Introduction

We report a severe case of chronic recurrent multifocal osteomyelitis (CRMO) associated with total myeloperoxidase (MPO) deficiency. The etiology of CRMO is in most cases unknown, and this is to our knowledge the first case associated with MPO-deficiency. Leukocyte MPO-deficiency renders neutrophils unable to process superoxide to secondary reactive oxygen species (ROS). Partial MPO deficiency is seldom associated with pathology but little is known about the effects of total MPO deficiency.

Objectives

To increase our understanding of disease mechanisms in CRMO by describing symptoms, treatment outcomes, basic inflammatory parameters, and innate immune cell function in this patient.

Patient and methods

The patient, a girl of 18 years, was healthy until the age of 10 when she developed bilateral swollen and painful thighs. After a four-year period with numerous clinical investigations she was diagnosed with CRMO. At the time, she suffered from severe weight loss (BMI 10.5) and showed elevated inflammatory markers (ESR 80 mm/h and CRP 54 mg/L). Radiology showed bilateral inflammation of femur and biopsy showed unspecific inflammation. The patient displayed complete MPO deficiency (genetically confirmed).

Blood counts, inflammatory markers and neutrophil function were assessed by standard laboratory techniques. Samples were analyzed both during a flare, induced by withdrawal of TNF-blockade, and after treatment reintroduction.

Results

The patient responded extremely well to TNF-blockade, but not to IL-1 blockade, both clinically and in terms of inflammatory markers. The treatment did however not abrogate the underlying inflammatory trigger as symptoms returned after treatment withdrawal.

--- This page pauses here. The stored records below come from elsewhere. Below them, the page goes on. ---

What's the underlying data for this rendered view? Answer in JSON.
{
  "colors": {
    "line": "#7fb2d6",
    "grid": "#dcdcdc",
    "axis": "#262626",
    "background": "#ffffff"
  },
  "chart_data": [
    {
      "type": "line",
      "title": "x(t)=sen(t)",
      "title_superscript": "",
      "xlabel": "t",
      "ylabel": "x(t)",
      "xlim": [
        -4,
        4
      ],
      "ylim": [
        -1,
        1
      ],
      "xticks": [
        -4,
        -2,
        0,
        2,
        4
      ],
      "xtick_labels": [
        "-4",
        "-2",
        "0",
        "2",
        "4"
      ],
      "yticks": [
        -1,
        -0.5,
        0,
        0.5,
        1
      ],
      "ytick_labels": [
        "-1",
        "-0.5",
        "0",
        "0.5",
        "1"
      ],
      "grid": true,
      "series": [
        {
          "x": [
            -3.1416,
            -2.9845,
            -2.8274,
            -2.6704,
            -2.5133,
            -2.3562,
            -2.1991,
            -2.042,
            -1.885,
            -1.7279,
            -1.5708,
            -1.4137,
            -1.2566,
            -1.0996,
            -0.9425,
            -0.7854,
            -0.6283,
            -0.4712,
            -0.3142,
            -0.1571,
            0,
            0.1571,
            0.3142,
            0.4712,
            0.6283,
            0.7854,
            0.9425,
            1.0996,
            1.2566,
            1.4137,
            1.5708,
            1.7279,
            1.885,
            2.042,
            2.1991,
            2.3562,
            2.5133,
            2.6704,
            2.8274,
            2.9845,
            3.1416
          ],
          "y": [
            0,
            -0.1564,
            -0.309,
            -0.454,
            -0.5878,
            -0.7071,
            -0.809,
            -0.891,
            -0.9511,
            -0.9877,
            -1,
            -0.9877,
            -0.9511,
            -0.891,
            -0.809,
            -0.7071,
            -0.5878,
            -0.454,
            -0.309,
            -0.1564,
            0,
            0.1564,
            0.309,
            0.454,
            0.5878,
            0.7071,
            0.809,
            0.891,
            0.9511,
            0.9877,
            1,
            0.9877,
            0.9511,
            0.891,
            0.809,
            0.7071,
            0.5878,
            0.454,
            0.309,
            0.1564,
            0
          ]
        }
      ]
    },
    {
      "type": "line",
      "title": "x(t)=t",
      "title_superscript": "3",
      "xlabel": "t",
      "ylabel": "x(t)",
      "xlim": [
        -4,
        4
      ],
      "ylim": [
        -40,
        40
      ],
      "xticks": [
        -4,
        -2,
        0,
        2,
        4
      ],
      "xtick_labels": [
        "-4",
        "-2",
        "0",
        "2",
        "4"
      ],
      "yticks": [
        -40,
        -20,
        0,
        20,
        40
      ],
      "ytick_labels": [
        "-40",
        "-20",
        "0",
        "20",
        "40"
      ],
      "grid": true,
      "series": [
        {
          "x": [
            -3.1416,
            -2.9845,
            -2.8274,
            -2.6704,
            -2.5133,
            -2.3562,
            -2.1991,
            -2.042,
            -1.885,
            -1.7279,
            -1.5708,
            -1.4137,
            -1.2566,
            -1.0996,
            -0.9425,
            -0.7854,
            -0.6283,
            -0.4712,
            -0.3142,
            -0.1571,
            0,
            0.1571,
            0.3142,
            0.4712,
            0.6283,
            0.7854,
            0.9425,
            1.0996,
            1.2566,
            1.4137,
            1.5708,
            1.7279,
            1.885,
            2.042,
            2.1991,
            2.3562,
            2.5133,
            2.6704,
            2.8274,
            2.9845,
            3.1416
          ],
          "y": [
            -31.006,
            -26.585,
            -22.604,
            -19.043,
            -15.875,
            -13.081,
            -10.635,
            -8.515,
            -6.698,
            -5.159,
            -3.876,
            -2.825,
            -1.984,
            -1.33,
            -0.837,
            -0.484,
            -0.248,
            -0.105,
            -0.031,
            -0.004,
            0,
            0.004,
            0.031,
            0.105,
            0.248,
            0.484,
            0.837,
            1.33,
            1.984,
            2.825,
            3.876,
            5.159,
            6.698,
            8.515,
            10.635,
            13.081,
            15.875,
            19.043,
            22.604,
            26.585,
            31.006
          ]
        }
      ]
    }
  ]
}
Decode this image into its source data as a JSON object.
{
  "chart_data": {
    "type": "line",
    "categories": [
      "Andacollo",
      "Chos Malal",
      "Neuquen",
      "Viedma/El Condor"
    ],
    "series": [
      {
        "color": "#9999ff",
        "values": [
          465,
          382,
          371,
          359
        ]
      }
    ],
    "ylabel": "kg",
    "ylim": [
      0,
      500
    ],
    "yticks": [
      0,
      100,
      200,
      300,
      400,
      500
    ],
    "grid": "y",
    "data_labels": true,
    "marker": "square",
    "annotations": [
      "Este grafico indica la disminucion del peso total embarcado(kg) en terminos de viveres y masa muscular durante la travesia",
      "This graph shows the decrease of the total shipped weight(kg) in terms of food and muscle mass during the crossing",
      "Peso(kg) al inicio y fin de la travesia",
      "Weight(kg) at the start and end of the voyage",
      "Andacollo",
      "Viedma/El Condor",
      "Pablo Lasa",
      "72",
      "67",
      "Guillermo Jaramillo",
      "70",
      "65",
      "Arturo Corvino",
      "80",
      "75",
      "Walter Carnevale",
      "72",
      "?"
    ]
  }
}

Comparing neutrophil function during a flare and under treatment, no substantial differences was detected, neither in primary ROS production, nor in surface marker exposure. The inability to process ROS due to MPO deficiency resulted in impaired formation of neutrophil extracellular traps (NETs), is suggested to be of importance for bacterial clearance.

Conclusion

Our clinical data indicate that inflammation was driven by TNFa rather than IL-1 in the patient. The laboratory results confirmed the inability of MPO-deficient neutrophils to form NETs, but further studies are needed to elucidate the possible causal relationship between CRMO and MPO/NET formation.